In 1934, Lurçat returned to New York where he participated in the creation of new decoration and costumes for a choreography of Balanchine; which he unveiled in Chicago and Philadelphia. Then he returned to Paris and Vevey for the summer. At summer's end, he departed for Moscow, where he had an exhibition at the Musée Occidental (Western Museum), then at the museum of Kiev. In 1935, he painted the Dynamiteros in Spain; with inspiration from the revolution and the War of Spain. In Paris, he participated in the activities of the Association of the revolutionary authors and artists. Then, he followed, with Malraux and Aragon, the Journées d'amité pour l'union sovétique (The afternoons of friendship for the Soviet Union). In 1936, he exhibited in London and released his first tapestry, made at la manufacture des gobelins (The manufacturing of the goblins), Les Illusions d'Icare (The Illusions of Icare). In 1937, he met François Tabard.
In 1936, Jean Lurçat was inspired when he saw the tapestry L'Apocalypse (the apocalypse), which was woven in the 14th century. In 1938, moisson was sewn. In 1939, he exhibited in New York and in Paris. In September, he took up residence in Aubusson with Gromaire and Dubreuil in order to renovate the art of tapestry, which at the time had fallen to a low point. His innovative technique used a simplified palette and robust weaving at broad point. During this period he abandoned oil painting in favour of poster paints. The Musée national d'Art moderne (National museum of modern art) acquired Jardin des Coqs (Garden of roosters) and L'home aux Coqs (The man of the Roosters), of which the cardboard would be destroyed by the SS in 1944 in Lanzac. In 1940, he collaborated with André Derain and Raoul Dufy.

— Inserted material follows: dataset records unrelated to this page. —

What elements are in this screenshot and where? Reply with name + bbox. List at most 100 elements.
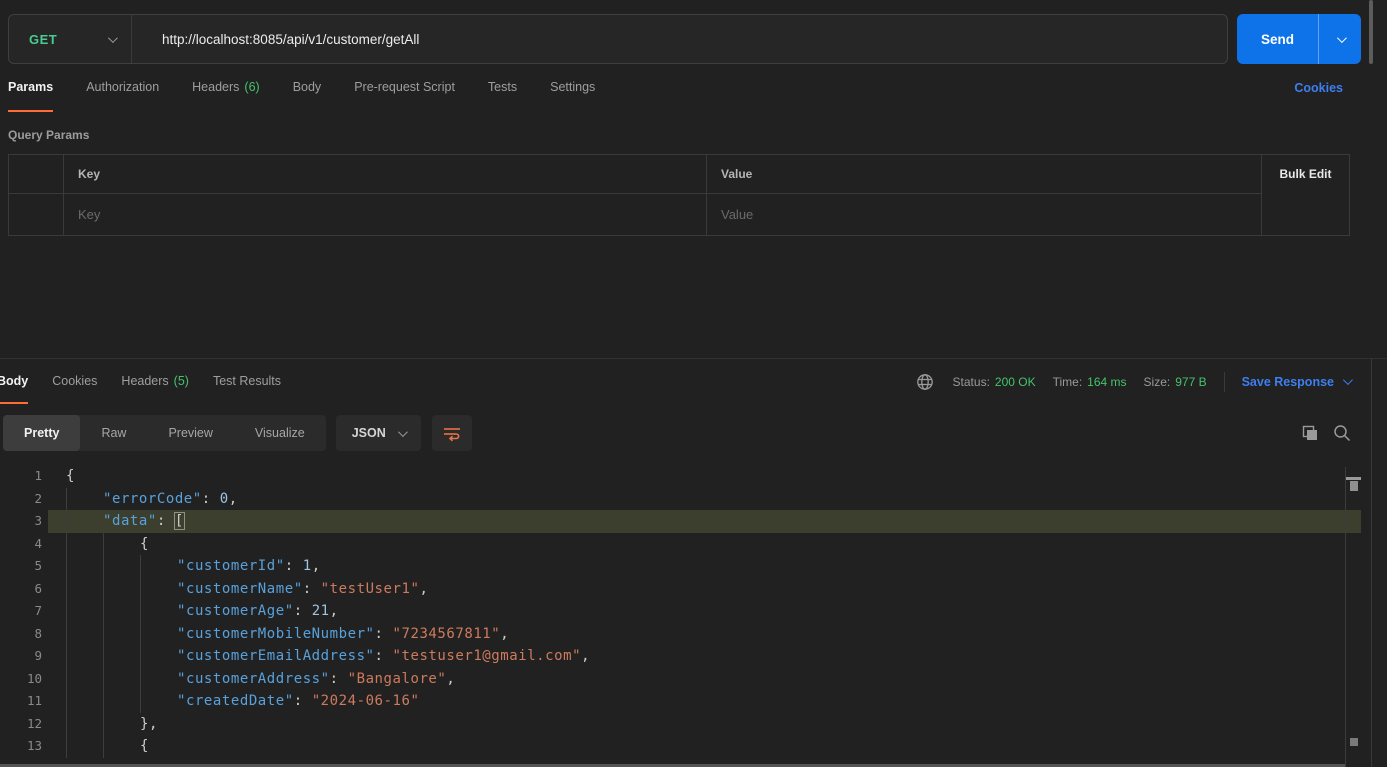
request-tab-params[interactable]: Params (8, 64, 53, 112)
code-token: 21 (312, 603, 330, 619)
code-token: { (140, 536, 149, 552)
indent-guide (140, 578, 177, 601)
view-tab-preview[interactable]: Preview (147, 415, 233, 451)
line-number: 4 (0, 533, 42, 556)
code-token: "data" (103, 513, 157, 529)
checkbox-column-header (9, 155, 63, 194)
view-tab-visualize[interactable]: Visualize (234, 415, 326, 451)
code-token: : (330, 671, 348, 687)
code-line: 10"customerAddress": "Bangalore", (0, 668, 1361, 691)
indent-guide (140, 623, 177, 646)
view-tab-raw[interactable]: Raw (80, 415, 147, 451)
chevron-down-icon (398, 427, 408, 437)
request-tab-settings[interactable]: Settings (550, 64, 595, 112)
code-token: "Bangalore" (348, 671, 447, 687)
indent-guide (140, 555, 177, 578)
line-number: 1 (0, 465, 42, 488)
view-mode-switch: PrettyRawPreviewVisualize (3, 415, 326, 451)
code-token: "customerAge" (177, 603, 294, 619)
row-checkbox-cell (9, 194, 63, 235)
empty-space (0, 236, 1387, 358)
wrap-text-icon (442, 424, 462, 442)
page-scrollbar-thumb[interactable] (1369, 0, 1373, 64)
chevron-down-icon (1336, 33, 1346, 43)
wrap-text-button[interactable] (432, 415, 472, 451)
line-number: 9 (0, 645, 42, 668)
code-line: 12}, (0, 713, 1361, 736)
line-number: 3 (0, 510, 42, 533)
tab-label: Cookies (52, 374, 97, 388)
response-body-editor[interactable]: 1{2"errorCode": 0,3"data": [4{5"customer… (0, 465, 1361, 758)
copy-button[interactable] (1301, 424, 1319, 442)
request-bar: GET Send (0, 0, 1387, 64)
request-tab-pre-request-script[interactable]: Pre-request Script (354, 64, 455, 112)
editor-scrollbar-track[interactable] (1345, 467, 1346, 767)
value-column-header: Value (706, 155, 1261, 194)
save-response-button[interactable]: Save Response (1242, 375, 1350, 389)
tab-label: Settings (550, 80, 595, 94)
indent-guide (66, 555, 103, 578)
tab-count-badge: (6) (244, 80, 259, 94)
code-token: 0 (220, 491, 229, 507)
code-token: , (229, 491, 238, 507)
indent-guide (66, 578, 103, 601)
request-tab-authorization[interactable]: Authorization (86, 64, 159, 112)
search-button[interactable] (1333, 424, 1351, 442)
code-line: 13 { (0, 735, 1361, 758)
indent-guide (140, 668, 177, 691)
code-line: 5"customerId": 1, (0, 555, 1361, 578)
response-size: Size: 977 B (1144, 375, 1207, 389)
line-content: "customerMobileNumber": "7234567811", (42, 623, 509, 646)
request-tab-tests[interactable]: Tests (488, 64, 517, 112)
response-tab-headers[interactable]: Headers(5) (121, 359, 189, 404)
view-tab-pretty[interactable]: Pretty (3, 415, 80, 451)
code-line: 7"customerAge": 21, (0, 600, 1361, 623)
network-globe-icon[interactable] (916, 373, 934, 391)
send-button[interactable]: Send (1237, 14, 1361, 64)
response-time: Time: 164 ms (1053, 375, 1127, 389)
cookies-link[interactable]: Cookies (1294, 64, 1343, 112)
bulk-edit-button[interactable]: Bulk Edit (1279, 167, 1331, 181)
line-number: 7 (0, 600, 42, 623)
indent-guide (66, 735, 103, 758)
code-token: "7234567811" (393, 626, 501, 642)
query-params-title: Query Params (8, 128, 1387, 142)
chevron-down-icon (1343, 375, 1353, 385)
indent-guide (103, 735, 140, 758)
tab-count-badge: (5) (174, 374, 189, 388)
editor-scrollbar-thumb[interactable] (1346, 477, 1361, 480)
format-selector[interactable]: JSON (336, 415, 421, 451)
line-content: { (42, 533, 149, 556)
code-token: , (500, 626, 509, 642)
scrollbar-annotation (1350, 738, 1358, 746)
key-input[interactable] (64, 207, 706, 222)
response-tab-body[interactable]: Body (0, 359, 28, 404)
response-tab-test-results[interactable]: Test Results (213, 359, 281, 404)
key-column-header: Key (63, 155, 706, 194)
tab-label: Authorization (86, 80, 159, 94)
send-button-label[interactable]: Send (1237, 14, 1318, 64)
code-token: , (446, 671, 455, 687)
line-content: { (42, 465, 75, 488)
method-selector[interactable]: GET (9, 15, 131, 63)
code-token: : (303, 581, 321, 597)
line-number: 13 (0, 735, 42, 758)
value-input[interactable] (707, 207, 1261, 222)
line-content: "customerAddress": "Bangalore", (42, 668, 455, 691)
editor-scrollbar-thumb[interactable] (1350, 481, 1358, 491)
request-tab-headers[interactable]: Headers(6) (192, 64, 260, 112)
line-content: { (42, 735, 149, 758)
code-line: 3"data": [ (0, 510, 1361, 533)
line-number: 6 (0, 578, 42, 601)
code-token: 1 (303, 558, 312, 574)
response-tab-cookies[interactable]: Cookies (52, 359, 97, 404)
indent-guide (103, 533, 140, 556)
code-token: { (140, 738, 149, 754)
key-cell (63, 194, 706, 235)
request-tab-body[interactable]: Body (293, 64, 322, 112)
indent-guide (103, 623, 140, 646)
indent-guide (66, 713, 103, 736)
indent-guide (103, 578, 140, 601)
send-options-button[interactable] (1319, 14, 1361, 64)
url-input[interactable] (132, 32, 1227, 47)
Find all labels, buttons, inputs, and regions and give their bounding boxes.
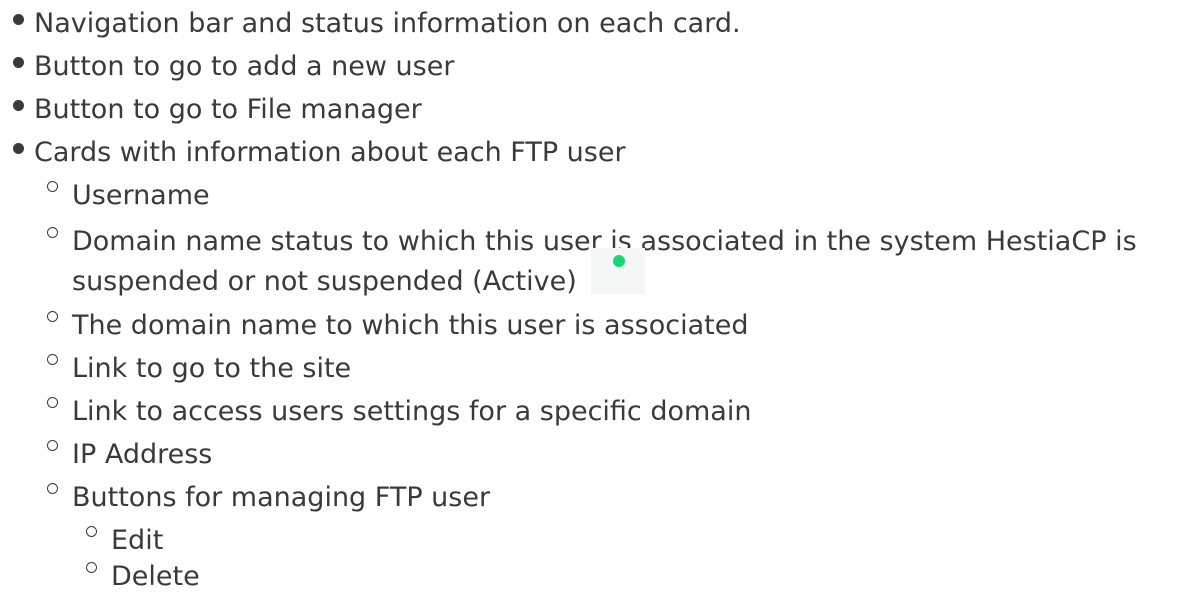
sublist-item-text: The domain name to which this user is as… [72,310,749,341]
sublist-item-text: Link to go to the site [72,353,352,384]
circle-bullet-icon [47,354,58,365]
circle-bullet-icon [86,526,97,537]
sublist-item-text: suspended or not suspended (Active) [72,266,577,297]
subsublist-item-text: Delete [111,561,200,592]
circle-bullet-icon [47,483,58,494]
sublist-item-text: Link to access users settings for a spec… [72,396,752,427]
circle-bullet-icon [47,311,58,322]
list-item-text: Navigation bar and status information on… [34,8,741,39]
circle-bullet-icon [47,227,58,238]
list-item-text: Button to go to add a new user [34,51,455,82]
sublist-item-text: IP Address [72,439,213,470]
circle-bullet-icon [47,181,58,192]
disc-bullet-icon [13,14,24,25]
status-dot-icon [613,255,625,267]
sublist-item-text: Buttons for managing FTP user [72,482,491,513]
list-item-text: Button to go to File manager [34,94,422,125]
list-item-text: Cards with information about each FTP us… [34,137,626,168]
circle-bullet-icon [47,397,58,408]
sublist-item-text: Username [72,180,210,211]
circle-bullet-icon [47,440,58,451]
disc-bullet-icon [13,100,24,111]
status-indicator [591,248,645,294]
circle-bullet-icon [86,562,97,573]
disc-bullet-icon [13,143,24,154]
disc-bullet-icon [13,57,24,68]
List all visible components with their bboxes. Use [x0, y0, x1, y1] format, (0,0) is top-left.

In June, 1944, he associated himself with the fighters of the communist resistance, namely, Tristan Tzara, André Chamson, René Huyghe, Jean Cassou, and Jean Agamemnon. He was put on the Comité de Libération (Comity of Liberation). He also met Simone Selves who would later become his wife. His adoptive son, Victor was captured while on an intelligence mission in France and was put to death. Lurçat would not learn of his disappearance until the following year.
Lurçat died 6 January 1966 in Saint-Paul de Vence.